Quand le voyageur s'approche, s'il est observateur et érudit, il verra la décadence architecturale. Ces murailles pharaoniennes, ces tours défiant toute loi de l'architecture ne sont que l'héritage du glorieux passé de Gaëdor. Aujourd'hui les fortifications sont habitées, le toits des tourelles constituent une demeure de choix pour les nantis qui y font installer des vergers. Le quartier des hautes auberges est en fait un ensemble de demeures accrochées aux tours orignales, poussant comme des champignons aux moindres croisement, au moindre point d'appuis. On distingue facilement les vieux ponts des nouveaux : Les premiers sont des œuvres d'arts solides et magnifiques, mais vieillissantes. Les plus colossaux sont devenus des quartiers, des petites ruelles entre des habitations entassées les unes sur les autres. Les seconds sont des structures grossières nécessitant beaucoup d'entretien pour empêcher les pierres de s'effondrer... quand ils sont en pierre et non pas simplement des ponts de boit et de cordes.

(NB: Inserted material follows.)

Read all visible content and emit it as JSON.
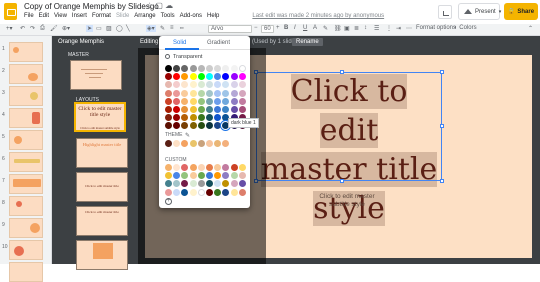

Bref un vrai labyrinthe urbain, faits de petites ruelles, de corniches, de ponts et d'escaliers. prétendre en connaître les moindres recoin est aussi vain que de prétendre avoir survécu à Hûrl, le Grand Maître des Chevaliers Tonnerre.


"Voyageur imprudent ressort les pieds devants" pourrait être un dicton de Gaëdor. Ou du moins sans sa bourse. Les pick pocket sont légions, les guildes de voleurs à peine moins nombreuse et il n'y a pas vraiment d'autorité centrale. La ville est dirigé par un conseil où siège les gens les plus riches et donc puissant de la ville (dont à priori le chef de la plus grande guilde des voleurs). Sont rôle consiste principalement à taxer les entrées dans la ville et les marchés et à payer la milice et les réparations des infrastructures.
La Milice est d'ailleurs bien entretenue par le Conseil. Uniformes, casernements, salaires et équipement au rendez-vous. Par groupe de deux ou trois le jours, de dix la nuit, plus ou moins présents selon les quartiers, les miliciens (en grande majorité humains) sont violents et autoritaires et beaucoup moins corruptible que l'on pourrait s'y attendre pour une telle ville. Ils disposent de montures volantes pour faire passer les messages, sont bien entrainés et leur chefs possèdent un sifflet aigus et reconnaissable permettant d'appeler rapidement tout les renforts du coin.
Après il va de sois que compter sur elle au niveau du sol relève de la folie ou de la naïveté la plus totale. En revanche ne vous avisez pas de causer des troubles dans le quartier des hautes auberges, ni autour des marchés. Les sanctions sont relativement simple : délits, mineur genre tapage nocturne, bagarre : une ou deux nuit au trou et amende ; délits majeurs (vols, meurtre, etc.) : amende faramineuse ou esclavage. Les esclaves disposants de capacités notable (érudits guerriers, etc.) seront vendus au marché des esclaves, les bénéfices allant dans les poches du conseil, puis de la milice puis des victimes. Les autres sont envoyés dans les mines de sels noirs où leur espérance de vie est de 10 jours.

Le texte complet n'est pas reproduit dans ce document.